Respecto de la carga de la prueba, la Sentencia del Tribunal Supremo núm. 751/2003 (Sala de lo Penal), de 28 noviembre (Ardi. RJ 200491) recuerda la doctrina que estableció el Tribunal Europeo de Derechos Humanos, en su sentencia Murray contra el Reino Unido, de 8 de febrero de 1996 : 'cuando existen pruebas de cargo suficientemente serias de la realización de un acto delictivo, la ausencia de una explicación alternativa por parte del acusado, explicación «reclamada» por la prueba de cargo y que solamente éste se encuentra en condiciones de proporcionar, puede permitir obtener la conclusión, por un simple razonamiento de sentido común, de que no existe explicación alternativa alguna'.
En parecido sentido se ha pronunciado el Tribunal Constitucional, por ejemplo en el Auto núm. 212/2002 (Sala Segunda, Sección 4), de 28 octubre (Ardi RTC 2002212 AUTO), al decir que la presunción de inocencia conlleva que debe corresponder insoslayablemente a quien ejerce la acusación aportar las pruebas suficientes, tanto con respecto a la existencia del hecho punible, como en todo lo atinente a la participación que en él tuvo el acusado, pero que de ello no puede deducirse que cualquier extremo fáctico afirmado por quien ocupa la posición de acusado en los procesos donde se ejerce el «ius puniendi» del Estado haya de tenerse sin más como probado. Semejante automatismo no forma parte del derecho fundamental aludido.
Todo ello lleva a la desestimación del recurso.
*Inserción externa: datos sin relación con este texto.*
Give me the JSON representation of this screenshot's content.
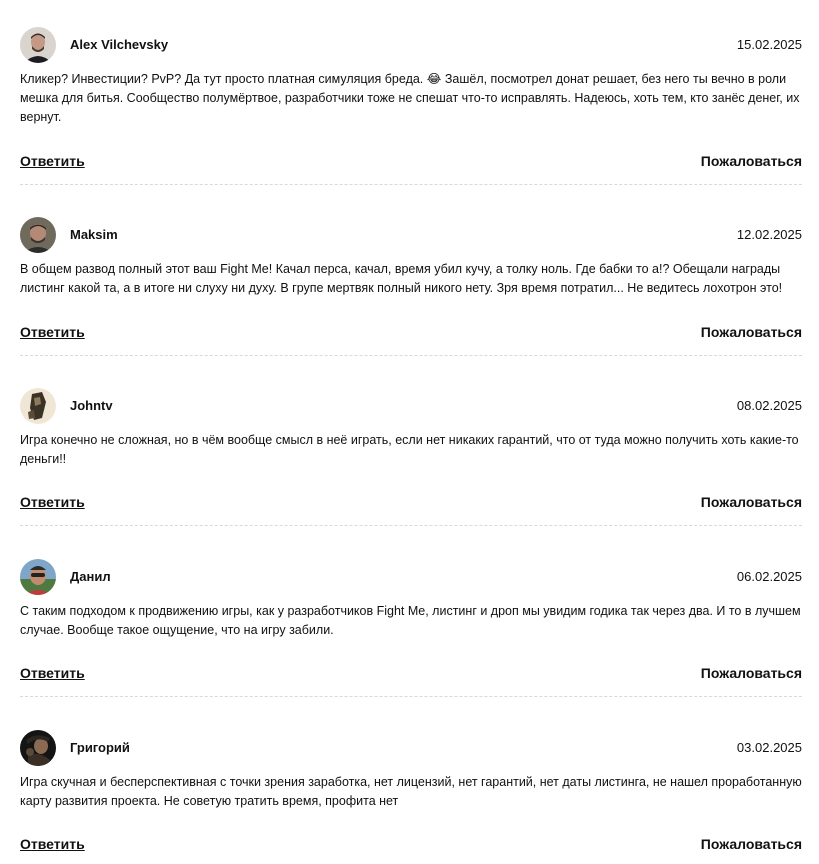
{
  "comments": [
    {
      "author": "Alex Vilchevsky",
      "date": "15.02.2025",
      "text": "Кликер? Инвестиции? PvP? Да тут просто платная симуляция бреда. 😂 Зашёл, посмотрел донат решает, без него ты вечно в роли мешка для битья. Сообщество полумёртвое, разработчики тоже не спешат что-то исправлять. Надеюсь, хоть тем, кто занёс денег, их вернут.",
      "reply_label": "Ответить",
      "report_label": "Пожаловаться",
      "avatar_icon": "user-avatar-photo"
    },
    {
      "author": "Maksim",
      "date": "12.02.2025",
      "text": "В общем развод полный этот ваш Fight Me! Качал перса, качал, время убил кучу, а толку ноль. Где бабки то а!? Обещали награды листинг какой та, а в итоге ни слуху ни духу. В групе мертвяк полный никого нету. Зря время потратил... Не ведитесь лохотрон это!",
      "reply_label": "Ответить",
      "report_label": "Пожаловаться",
      "avatar_icon": "user-avatar-photo"
    },
    {
      "author": "Johntv",
      "date": "08.02.2025",
      "text": "Игра конечно не сложная, но в чём вообще смысл в неё играть, если нет никаких гарантий, что от туда можно получить хоть какие-то деньги!!",
      "reply_label": "Ответить",
      "report_label": "Пожаловаться",
      "avatar_icon": "user-avatar-photo"
    },
    {
      "author": "Данил",
      "date": "06.02.2025",
      "text": "С таким подходом к продвижению игры, как у разработчиков Fight Me, листинг и дроп мы увидим годика так через два. И то в лучшем случае. Вообще такое ощущение, что на игру забили.",
      "reply_label": "Ответить",
      "report_label": "Пожаловаться",
      "avatar_icon": "user-avatar-photo"
    },
    {
      "author": "Григорий",
      "date": "03.02.2025",
      "text": "Игра скучная и бесперспективная с точки зрения заработка, нет лицензий, нет гарантий, нет даты листинга, не нашел проработанную карту развития проекта. Не советую тратить время, профита нет",
      "reply_label": "Ответить",
      "report_label": "Пожаловаться",
      "avatar_icon": "user-avatar-photo"
    }
  ]
}
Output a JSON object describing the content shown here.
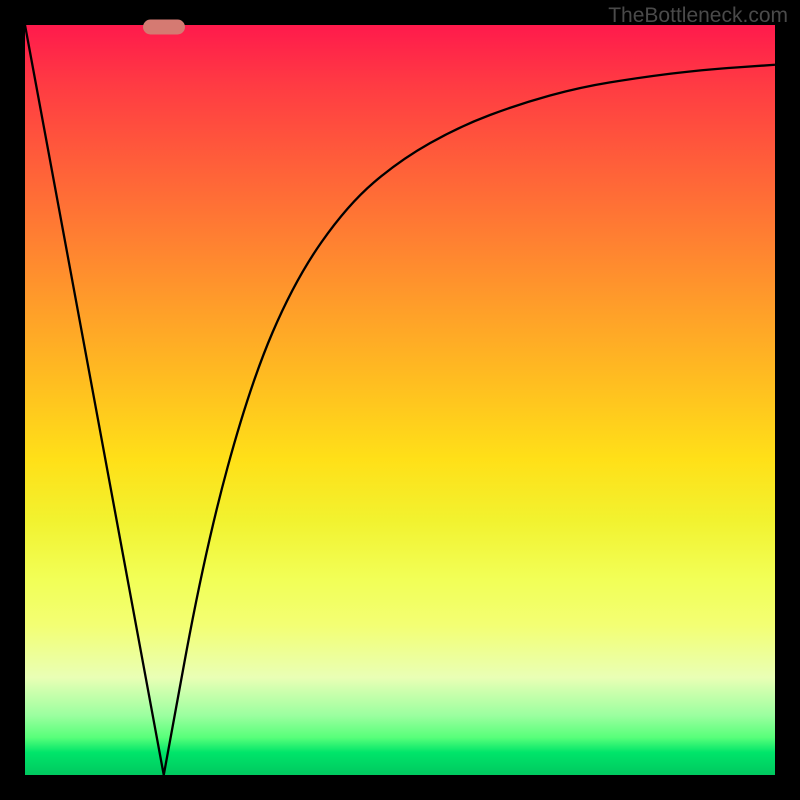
{
  "watermark": "TheBottleneck.com",
  "chart_data": {
    "type": "line",
    "title": "",
    "xlabel": "",
    "ylabel": "",
    "xlim": [
      0,
      1
    ],
    "ylim": [
      0,
      1
    ],
    "min_x": 0.185,
    "marker": {
      "x": 0.185,
      "y": 0.998
    },
    "series": [
      {
        "name": "bottleneck-curve",
        "x": [
          0.0,
          0.185,
          0.24,
          0.3,
          0.36,
          0.43,
          0.5,
          0.58,
          0.66,
          0.74,
          0.82,
          0.9,
          1.0
        ],
        "values": [
          1.0,
          0.0,
          0.3,
          0.52,
          0.66,
          0.76,
          0.82,
          0.865,
          0.895,
          0.917,
          0.93,
          0.94,
          0.947
        ]
      }
    ],
    "gradient_stops": [
      {
        "pos": 0.0,
        "color": "#ff1a4c"
      },
      {
        "pos": 0.38,
        "color": "#ff9f29"
      },
      {
        "pos": 0.66,
        "color": "#f2f22f"
      },
      {
        "pos": 0.92,
        "color": "#9cffa0"
      },
      {
        "pos": 1.0,
        "color": "#00c85f"
      }
    ]
  }
}
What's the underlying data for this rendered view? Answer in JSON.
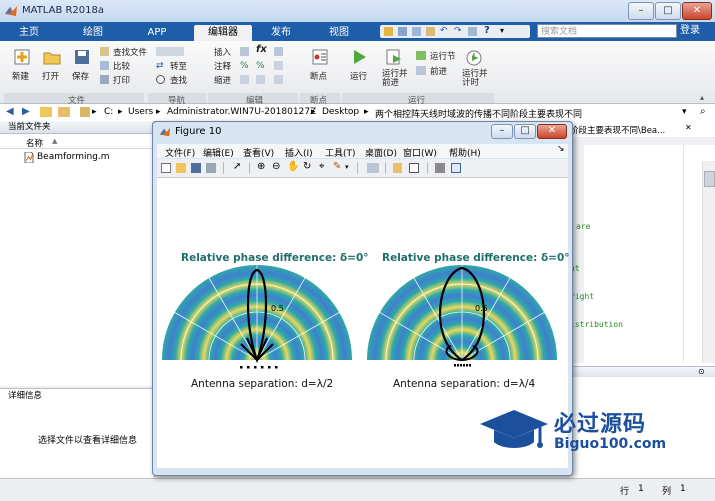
{
  "window": {
    "title": "MATLAB R2018a"
  },
  "tabs": [
    {
      "label": "主页",
      "active": false
    },
    {
      "label": "绘图",
      "active": false
    },
    {
      "label": "APP",
      "active": false
    },
    {
      "label": "编辑器",
      "active": true
    },
    {
      "label": "发布",
      "active": false
    },
    {
      "label": "视图",
      "active": false
    }
  ],
  "search": {
    "placeholder": "搜索文档"
  },
  "login": "登录",
  "ribbon": {
    "new": "新建",
    "open": "打开",
    "save": "保存",
    "find_files": "查找文件",
    "compare": "比较",
    "print": "打印",
    "goto": "转至",
    "find": "查找",
    "insert": "插入",
    "comment": "注释",
    "indent": "缩进",
    "fx": "fx",
    "breakpoints": "断点",
    "run": "运行",
    "run_advance": "运行并\n前进",
    "run_section": "运行节",
    "advance": "前进",
    "run_time": "运行并\n计时",
    "groups": {
      "file": "文件",
      "navigate": "导航",
      "edit": "编辑",
      "breakpoints": "断点",
      "run": "运行"
    }
  },
  "address": {
    "segments": [
      "C:",
      "Users",
      "Administrator.WIN7U-20180127Z",
      "Desktop",
      "两个相控阵天线时域波的传播不同阶段主要表现不同"
    ]
  },
  "current_folder": {
    "header": "当前文件夹",
    "column": "名称",
    "files": [
      "Beamforming.m"
    ]
  },
  "details": {
    "header": "详细信息",
    "empty_text": "选择文件以查看详细信息"
  },
  "editor": {
    "path_fragment": "阶段主要表现不同\\Bea...",
    "code_fragments": [
      "are",
      "ht",
      "right",
      "istribution"
    ]
  },
  "figure": {
    "title": "Figure 10",
    "menu": [
      "文件(F)",
      "编辑(E)",
      "查看(V)",
      "插入(I)",
      "工具(T)",
      "桌面(D)",
      "窗口(W)",
      "帮助(H)"
    ],
    "plots": [
      {
        "title": "Relative phase difference: δ=0°",
        "tick": "0.5",
        "caption": "Antenna separation: d=λ/2"
      },
      {
        "title": "Relative phase difference: δ=0°",
        "tick": "0.5",
        "caption": "Antenna separation: d=λ/4"
      }
    ]
  },
  "status": {
    "row_label": "行",
    "row": "1",
    "col_label": "列",
    "col": "1"
  },
  "watermark": {
    "brand": "必过源码",
    "url": "Biguo100.com"
  }
}
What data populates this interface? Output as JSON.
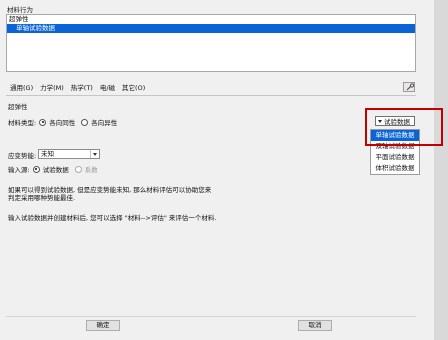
{
  "material_behavior": {
    "title": "材料行为",
    "items": [
      "超弹性",
      "单轴试验数据"
    ]
  },
  "menu": {
    "items": [
      "通用(G)",
      "力学(M)",
      "热学(T)",
      "电/磁",
      "其它(O)"
    ]
  },
  "hyperelastic": {
    "title": "超弹性",
    "material_type_label": "材料类型:",
    "isotropic": "各向同性",
    "anisotropic": "各向异性",
    "strain_energy_label": "应变势能:",
    "strain_energy_value": "未知",
    "input_source_label": "输入源:",
    "test_data": "试验数据",
    "coefficients": "系数"
  },
  "info": {
    "line1": "如果可以得到试验数据, 但是应变势能未知, 那么材料评估可以协助您来",
    "line2": "判定采用哪种势能最佳.",
    "line3": "输入试验数据并创建材料后, 您可以选择 \"材料-->评估\" 来评估一个材料."
  },
  "dropdown": {
    "trigger_label": "试验数据",
    "options": [
      "单轴试验数据",
      "双轴试验数据",
      "平面试验数据",
      "体积试验数据"
    ],
    "selected_index": 0
  },
  "buttons": {
    "ok": "确定",
    "cancel": "取消"
  },
  "colors": {
    "selection": "#0a64d6",
    "highlight_border": "#c30000"
  }
}
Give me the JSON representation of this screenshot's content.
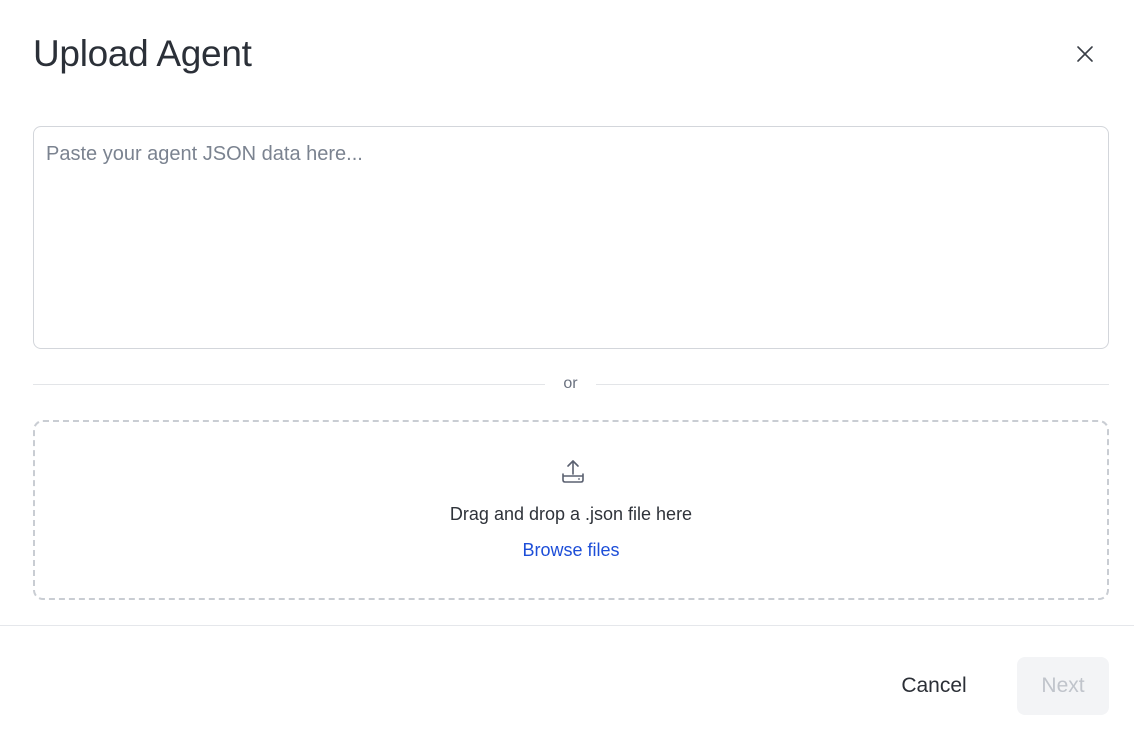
{
  "dialog": {
    "title": "Upload Agent",
    "close_icon": "close-icon"
  },
  "json_input": {
    "value": "",
    "placeholder": "Paste your agent JSON data here..."
  },
  "divider": {
    "label": "or"
  },
  "dropzone": {
    "icon": "upload-icon",
    "text": "Drag and drop a .json file here",
    "browse_label": "Browse files"
  },
  "footer": {
    "cancel_label": "Cancel",
    "next_label": "Next",
    "next_disabled": true
  },
  "colors": {
    "link": "#1d4ed8",
    "border": "#d3d6db",
    "disabled_bg": "#f3f4f6",
    "disabled_text": "#c0c4cb"
  }
}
SEGUNDO.- Por aplicación de los arts. 4 y 394 y ss. de la LEC , por aplicación analógica del art. 901 de la LECri, y teniendo en cuenta los principios contenidos en el art. 123 del Código Penal y en los arts. 239 y 240 de la LECri., desestimándose el recurso de apelación interpuesto por el condenado, procede su condena al pago de las costas.
Vistos los preceptos legales de general y pertinente aplicación.
Fallo
DESESTIMANDO el recurso de apelación interpuesto por Ignacio contra la sentencia dictada en fecha 17 de noviembre de 2.014 por la Ilma. Sra. Magistrada-Juez de Instrucción nº DOS de ALBACETE, en el Juicio de Faltas nº 427/2.014, CONFIRMO la referida resolución; con imposición al apelante de las costas causadas en este recurso.La presente resolución es firme y contra la misma no cabe recurso ordinario alguno.
Remítase testimonio de la presente al Juzgado de procedencia, junto con los autos, para su cumplimiento, y una vez se reciba su acuse archívese el presente, previa nota en los libros.
Así por esta sentencia, lo acuerdo, mando y firmo.